Kann man nicht auch direkt bepreisen?
Es ist auch möglich, eine Steuer auf den CO₂-Gehalt zu setzen. Es muss aber für die Erreichung gesetzter Emissionsziele womöglich nachgeschärft werden. Etwas zu bepreisen hat immer dann Sinn, wenn ein Gut zu exzessiv genutzt wird.

Kann man auch Luft oder Wasser bepreisen?
Wasser ist ein knappes Gut, für das wir bereits zum Teil bezahlen. Aber es gibt Reformbedarf. Bei Luft ergibt es Sinn, wie es auch für CO₂ der Fall ist, den Schadstoffeintrag zu bepreisen.

Ist es im Interesse von Wirtschaft bzw. Unternehmen, Klimaziele einzuhalten?
Die Wirtschaft ist gut beraten, Klimaziele ernst zu nehmen, sonst können Geschäftsmodelle hinfällig werden. Ich nenne hier die deutsche Automobilindustrie. Sie hat die Dekarbonisierung lange nicht allzu ernst genommen, sie beinahe verschlafen. Zwar hat sie dazugelernt, aber spät. Die Politik hat der Sparte durch zögerliche klimapolitische Signale einen Bärendienst erwiesen.

Stichwort Dekarbonisierung, also Umstellung einer Wirtschaftsweise in Richtung weniger Kohlenstoff: Werden einzelne Geschäftsfelder wegbrechen?
Ja, das werden sie.

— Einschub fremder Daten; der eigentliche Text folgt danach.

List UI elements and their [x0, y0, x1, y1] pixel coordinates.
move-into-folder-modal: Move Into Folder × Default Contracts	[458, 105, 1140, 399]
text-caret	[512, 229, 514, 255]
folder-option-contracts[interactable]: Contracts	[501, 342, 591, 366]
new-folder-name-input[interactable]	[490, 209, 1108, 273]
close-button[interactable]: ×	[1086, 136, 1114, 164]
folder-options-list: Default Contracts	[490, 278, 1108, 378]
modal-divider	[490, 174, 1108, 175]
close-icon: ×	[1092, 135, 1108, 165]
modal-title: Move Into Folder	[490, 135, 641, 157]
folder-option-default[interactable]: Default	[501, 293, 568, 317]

Aber neue werden dazukommen.

Ist Kreislaufwirtschaft eine Vision?
Ein wichtiges Ziel. Die Wegwerfgesellschaft ist überholt. Wir leben auf einem endlichen Planeten.

Welcher Konsument steigt auf ein E-Auto um, wenn der Benziner billiger ist? Wer tauscht die Ölheizung gegen eine Wärmepumpe aus, wenn das Geld fehlt?
Das ist eine Frage der Erwartungshaltung, konkret unserer Preiserwartung für fossile Energie. Hier sind langfristige Ansagen der Politik gefragt, starke politische Signale.

Woran forschen Sie gerade?
In der EU wird aktuell ein CO₂-Grenzausgleich diskutiert. Dabei geht es um eine Bepreisung der CO₂-Gehalte von Importen aus Ländern mit weniger starker Klimapolitik. Das soll eine Abwanderung von CO₂-intensiven Industriezweigen in diese Staaten verhindern. Aktuell beschäftigte ich mich mit der Ausgestaltung eines solchen Mechanismus.